Schöne Braut, halbe Miete

SAARBURG/KOBLENZ. Die Zukunft des Saarburger Kunststoffherstellers Tectro ist bis Juni gesichert. Insolvenzanwalt Franz J. Abel gab gestern Nachmittag nach Kundengesprächen den 150 verbliebenen Mitarbeitern Entwarnung.

Der Fortbestand der insolventen Firma Tectro stand in dieser Woche auf des Messers Schneide. "Die wichtigen Tectro-Kunden haben horrenden Preissteigerungen im zweistelligen Bereich zugestimmt, sonst wäre hier am Montag Schicht gewesen", bringt Abel die Brisanz der Situation auf den Punkt. Ob die Kunden dies mangels Alternativen gemacht hätten, oder um Tectro zu helfen, will Abel nicht bewerten. "Doch auch das ist nur die halbe Miete", sagt der erfahrene Insolvenzanwalt. Rund 4,5 Millionen Euro muss Abel bei Tectro einsparen, um das Unternehmen in die schwarzen Zahlen zurückzuführen. Bis Juni hat er sich dafür nun Zeit (und vor allem auch Geld) genommen. Als starker Insolvenzverwalter trägt nämlich Abel das unternehmerische Risiko. Es sei wichtig, Tectro zu sanieren, damit das Unternehmen für Investoren wieder interessant werde. Deshalb habe man in dieser Woche auch rund 50 Mitarbeiter entlassen müssen. Er wünsche sich, dass auch alle das Angebot annähmen, in eine Transfergesellschaft zur weiteren Qualifizierung zu wechseln. "Auch das ist ein Baustein, der für uns wichtig ist", meinte der Anwalt aus St. Wendel. Im Hintergrund hat Abel bereits Gespräche mit mehreren Investoren geführt. Er hofft nun, dass sich aus den ersten Gesprächen und nach den harten Sanierungs- und Preiserhöhungsmaßnahmen konkrete Angebote ergeben. "Wir haben die Braut so schön gemacht wie es geht. Nun muss nur noch einer anbeißen." Bei zwei Investoren habe er ein gutes Gefühl: "Das sind interessante Unternehmen, bei denen sich auch einige Synergie-Effekte ergeben könnten." Doch letztendlich warnt Abel vor zu viel Enthusiasmus.
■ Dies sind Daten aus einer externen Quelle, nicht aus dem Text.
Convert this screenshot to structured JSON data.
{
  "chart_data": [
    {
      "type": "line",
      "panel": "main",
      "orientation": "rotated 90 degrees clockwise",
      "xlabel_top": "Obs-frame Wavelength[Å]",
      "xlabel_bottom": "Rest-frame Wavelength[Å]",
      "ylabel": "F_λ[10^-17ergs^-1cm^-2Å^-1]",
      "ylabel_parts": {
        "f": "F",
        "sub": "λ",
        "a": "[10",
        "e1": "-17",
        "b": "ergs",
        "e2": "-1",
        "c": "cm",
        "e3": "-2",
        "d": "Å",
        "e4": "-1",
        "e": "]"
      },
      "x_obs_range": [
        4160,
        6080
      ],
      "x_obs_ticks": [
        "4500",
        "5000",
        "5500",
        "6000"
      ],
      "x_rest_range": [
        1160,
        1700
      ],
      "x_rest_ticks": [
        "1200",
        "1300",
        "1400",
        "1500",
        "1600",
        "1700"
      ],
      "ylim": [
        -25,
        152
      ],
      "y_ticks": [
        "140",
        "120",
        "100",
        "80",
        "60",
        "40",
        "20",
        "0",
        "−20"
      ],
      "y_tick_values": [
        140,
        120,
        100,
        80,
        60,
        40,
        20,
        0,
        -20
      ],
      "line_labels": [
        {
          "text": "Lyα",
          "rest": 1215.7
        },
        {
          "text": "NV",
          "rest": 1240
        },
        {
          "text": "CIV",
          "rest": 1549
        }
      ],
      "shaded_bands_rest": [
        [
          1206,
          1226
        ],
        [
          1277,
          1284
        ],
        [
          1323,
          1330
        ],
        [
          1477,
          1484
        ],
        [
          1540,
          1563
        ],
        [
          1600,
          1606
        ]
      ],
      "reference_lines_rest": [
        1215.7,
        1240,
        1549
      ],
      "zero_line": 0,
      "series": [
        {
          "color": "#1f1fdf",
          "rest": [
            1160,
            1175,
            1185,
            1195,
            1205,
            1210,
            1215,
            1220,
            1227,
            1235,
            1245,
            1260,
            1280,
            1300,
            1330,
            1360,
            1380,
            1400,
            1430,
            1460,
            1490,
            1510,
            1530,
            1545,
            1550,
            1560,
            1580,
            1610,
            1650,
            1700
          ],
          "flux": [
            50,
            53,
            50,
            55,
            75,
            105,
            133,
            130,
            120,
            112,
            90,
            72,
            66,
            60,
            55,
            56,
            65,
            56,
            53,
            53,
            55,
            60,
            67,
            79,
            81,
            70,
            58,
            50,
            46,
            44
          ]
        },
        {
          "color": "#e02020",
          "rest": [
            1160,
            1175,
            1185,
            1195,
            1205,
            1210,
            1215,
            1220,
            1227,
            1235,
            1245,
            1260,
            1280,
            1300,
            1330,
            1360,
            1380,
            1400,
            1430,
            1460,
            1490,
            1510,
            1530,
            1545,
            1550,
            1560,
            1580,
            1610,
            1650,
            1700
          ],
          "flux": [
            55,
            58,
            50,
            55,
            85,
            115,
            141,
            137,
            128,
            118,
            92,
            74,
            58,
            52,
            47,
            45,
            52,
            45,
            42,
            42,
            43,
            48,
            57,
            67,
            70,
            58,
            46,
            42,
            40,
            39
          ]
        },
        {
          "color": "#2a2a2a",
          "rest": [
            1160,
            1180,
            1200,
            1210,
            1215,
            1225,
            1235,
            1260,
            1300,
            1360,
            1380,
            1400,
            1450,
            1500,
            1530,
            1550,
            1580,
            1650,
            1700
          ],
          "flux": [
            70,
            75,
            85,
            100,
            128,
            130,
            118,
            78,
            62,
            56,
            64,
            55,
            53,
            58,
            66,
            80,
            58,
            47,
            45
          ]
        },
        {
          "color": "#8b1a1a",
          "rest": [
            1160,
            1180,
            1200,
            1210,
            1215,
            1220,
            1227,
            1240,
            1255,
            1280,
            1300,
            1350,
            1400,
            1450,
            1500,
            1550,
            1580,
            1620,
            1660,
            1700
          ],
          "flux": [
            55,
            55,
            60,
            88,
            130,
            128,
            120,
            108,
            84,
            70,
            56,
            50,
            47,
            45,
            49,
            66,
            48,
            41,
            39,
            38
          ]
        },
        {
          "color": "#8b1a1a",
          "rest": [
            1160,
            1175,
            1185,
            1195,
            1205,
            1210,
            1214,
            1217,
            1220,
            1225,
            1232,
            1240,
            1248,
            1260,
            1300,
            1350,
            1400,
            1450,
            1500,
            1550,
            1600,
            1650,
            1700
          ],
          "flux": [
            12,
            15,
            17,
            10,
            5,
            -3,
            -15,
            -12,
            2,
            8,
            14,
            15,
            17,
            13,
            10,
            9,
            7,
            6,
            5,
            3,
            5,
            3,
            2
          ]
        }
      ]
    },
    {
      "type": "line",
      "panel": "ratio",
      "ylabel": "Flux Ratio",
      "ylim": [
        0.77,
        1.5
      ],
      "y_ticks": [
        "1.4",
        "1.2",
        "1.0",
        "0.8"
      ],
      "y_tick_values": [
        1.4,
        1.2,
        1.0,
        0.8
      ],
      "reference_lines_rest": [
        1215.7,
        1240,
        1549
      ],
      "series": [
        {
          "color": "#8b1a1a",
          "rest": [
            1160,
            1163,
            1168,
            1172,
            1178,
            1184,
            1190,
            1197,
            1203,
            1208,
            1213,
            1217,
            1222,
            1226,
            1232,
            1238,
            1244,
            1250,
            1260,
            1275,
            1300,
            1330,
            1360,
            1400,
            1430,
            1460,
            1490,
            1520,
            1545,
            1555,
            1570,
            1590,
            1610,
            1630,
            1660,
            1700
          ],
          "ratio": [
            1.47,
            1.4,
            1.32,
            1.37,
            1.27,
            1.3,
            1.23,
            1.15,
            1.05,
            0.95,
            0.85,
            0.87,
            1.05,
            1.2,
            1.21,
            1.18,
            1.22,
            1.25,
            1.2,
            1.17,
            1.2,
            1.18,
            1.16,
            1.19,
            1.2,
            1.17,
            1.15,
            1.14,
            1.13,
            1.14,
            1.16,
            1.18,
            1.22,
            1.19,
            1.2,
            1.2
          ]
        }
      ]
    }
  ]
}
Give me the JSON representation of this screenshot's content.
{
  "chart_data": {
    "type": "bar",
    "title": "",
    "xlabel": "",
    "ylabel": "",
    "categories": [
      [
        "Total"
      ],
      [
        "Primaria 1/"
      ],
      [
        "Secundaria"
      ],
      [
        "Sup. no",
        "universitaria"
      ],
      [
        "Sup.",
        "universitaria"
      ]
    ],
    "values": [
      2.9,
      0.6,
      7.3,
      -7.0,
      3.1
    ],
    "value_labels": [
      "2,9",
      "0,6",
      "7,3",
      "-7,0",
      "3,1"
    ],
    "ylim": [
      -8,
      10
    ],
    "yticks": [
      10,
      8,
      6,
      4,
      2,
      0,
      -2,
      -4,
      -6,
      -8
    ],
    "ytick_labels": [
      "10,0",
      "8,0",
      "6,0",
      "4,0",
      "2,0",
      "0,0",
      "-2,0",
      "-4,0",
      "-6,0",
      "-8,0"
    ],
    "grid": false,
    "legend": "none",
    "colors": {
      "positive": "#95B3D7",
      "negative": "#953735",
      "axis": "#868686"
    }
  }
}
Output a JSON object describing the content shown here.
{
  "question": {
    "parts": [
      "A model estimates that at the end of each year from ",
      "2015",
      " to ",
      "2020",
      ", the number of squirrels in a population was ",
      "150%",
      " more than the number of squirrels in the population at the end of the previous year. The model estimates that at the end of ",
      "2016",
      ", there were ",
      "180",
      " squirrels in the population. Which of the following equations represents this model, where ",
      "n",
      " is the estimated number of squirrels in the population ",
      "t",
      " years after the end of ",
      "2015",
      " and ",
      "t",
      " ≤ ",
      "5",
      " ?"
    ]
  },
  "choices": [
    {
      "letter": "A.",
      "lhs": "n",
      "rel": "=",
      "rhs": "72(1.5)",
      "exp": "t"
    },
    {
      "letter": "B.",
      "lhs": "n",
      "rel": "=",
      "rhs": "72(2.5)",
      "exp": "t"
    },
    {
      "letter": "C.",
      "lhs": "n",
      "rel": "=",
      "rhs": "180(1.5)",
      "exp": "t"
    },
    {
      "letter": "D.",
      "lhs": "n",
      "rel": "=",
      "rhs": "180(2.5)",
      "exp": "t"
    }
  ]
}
Personalabbau und Preiserhöhungen hätten Tectro eine Frist bis Juni verschafft, "wenn aber keiner springt und in die heikle Kunststoff- und Zulieferbranche investieren will, gehen dann die Lichter aus", sagt Abel. In der Belegschaft kam die Nachricht trotzdem positiv an. "Wir wissen, dass wir längst noch nicht aus dem Schneider sind", sagte Betriebsratsvorsitzender Horst Molitor: "Doch wir haben nun wieder ein gutes Stück Hoffnung mehr."